Para analis menilai tarif sebesar 50% ini hampir serupa dengan embargo perdagangan, karena berpotensi melumpuhkan akses barang India ke pasar Amerika.
Baca Juga Terbaru
Ancaman Retaknya Hubungan AS–India
Padahal, Amerika Serikat merupakan mitra dagang terbesar India. Pada tahun 2024, nilai ekspor India ke AS mencapai US$87,3 miliar (Rp 1.427 triliun). Kebijakan tarif baru ini dinilai dapat merusak fondasi kerja sama ekonomi kedua negara.
Wendy Cutler, Wakil Presiden Senior Asia Society Policy Institute sekaligus mantan pejabat perdagangan AS, menyebut kebijakan ini sangat berisiko.
“India semula adalah kandidat menjanjikan untuk kesepakatan perdagangan baru dengan AS. Namun tarif 50% ini bisa menghancurkan kepercayaan yang dibangun bertahun-tahun,” ujarnya.
Selain itu, keputusan Washington justru dinilai memberi dorongan bagi India untuk mendekat ke China, rival utama AS di kawasan Asia.
Minyak Rusia Jadi Pemicu Utama
Data menunjukkan bahwa pada 2024, 36% impor minyak mentah India berasal dari Rusia. Keputusan membeli minyak murah dari Moskow membantu India menekan biaya impor energi, sekaligus menjaga stabilitas harga bahan bakar domestik.
Namun bagi Washington, hal itu dianggap sebagai bentuk dukungan tidak langsung terhadap invasi Rusia ke Ukraina. Penasihat perdagangan Trump, Peter Navarro, bahkan menyebut India “berada di jalur yang sama dengan Xi Jinping,” merujuk pada Presiden China.
Strategi Tarif Trump yang Agresif
Tarif telah lama menjadi senjata favorit Trump dalam mengatur hubungan dagang. Dari Eropa hingga Asia, berbagai negara sudah merasakan dampaknya sejak ia kembali berkuasa. Dengan alasan mengurangi defisit perdagangan, Trump memberlakukan tarif tinggi pada puluhan negara sejak awal Agustus 2025, termasuk terhadap Uni Eropa dan Indonesia.

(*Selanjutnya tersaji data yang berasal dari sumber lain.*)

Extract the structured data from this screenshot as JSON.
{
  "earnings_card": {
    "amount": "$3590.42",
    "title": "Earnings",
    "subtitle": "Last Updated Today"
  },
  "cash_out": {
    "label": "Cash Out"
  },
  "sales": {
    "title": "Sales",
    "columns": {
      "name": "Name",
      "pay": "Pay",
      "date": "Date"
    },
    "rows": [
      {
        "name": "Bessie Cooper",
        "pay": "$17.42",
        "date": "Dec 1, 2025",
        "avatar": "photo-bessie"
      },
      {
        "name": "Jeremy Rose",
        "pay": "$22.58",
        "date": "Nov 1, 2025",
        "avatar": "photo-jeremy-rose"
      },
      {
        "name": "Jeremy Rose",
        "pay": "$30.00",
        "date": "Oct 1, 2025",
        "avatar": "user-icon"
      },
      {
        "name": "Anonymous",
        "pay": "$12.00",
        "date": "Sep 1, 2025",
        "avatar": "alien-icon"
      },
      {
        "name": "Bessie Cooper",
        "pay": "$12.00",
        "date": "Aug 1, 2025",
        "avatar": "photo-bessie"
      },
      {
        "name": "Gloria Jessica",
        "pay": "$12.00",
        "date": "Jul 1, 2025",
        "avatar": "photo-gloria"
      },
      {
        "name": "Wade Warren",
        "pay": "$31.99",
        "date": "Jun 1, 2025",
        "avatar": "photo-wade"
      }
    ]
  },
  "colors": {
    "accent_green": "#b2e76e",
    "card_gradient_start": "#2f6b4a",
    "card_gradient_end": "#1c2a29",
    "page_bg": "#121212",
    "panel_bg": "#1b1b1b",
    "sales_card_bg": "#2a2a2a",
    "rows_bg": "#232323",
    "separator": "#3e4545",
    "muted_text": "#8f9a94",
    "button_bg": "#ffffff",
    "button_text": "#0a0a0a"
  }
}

Meski menuai kritik, Trump tetap meyakini strategi ini akan memperkuat posisi Amerika Serikat. Namun, bagi banyak analis, pendekatan semacam ini justru berisiko menimbulkan perang dagang global dan melemahkan kepercayaan mitra dagang terhadap AS.
Kesimpulan
Kebijakan tarif 50% terhadap ekspor India mencatatkan sejarah baru sebagai hukuman dagang terbesar yang pernah dijatuhkan Amerika Serikat. Hubungan Washington–New Delhi kini berada di titik terendah, dan dampaknya tidak hanya pada sektor perdagangan, tetapi juga pada geopolitik global.
Dengan ketegangan yang meningkat, dunia kini menanti apakah India akan memperkuat hubungan dengan China, ataukah kedua negara akan mencari jalan tengah untuk menyelamatkan kerja sama strategis mereka. (Karim).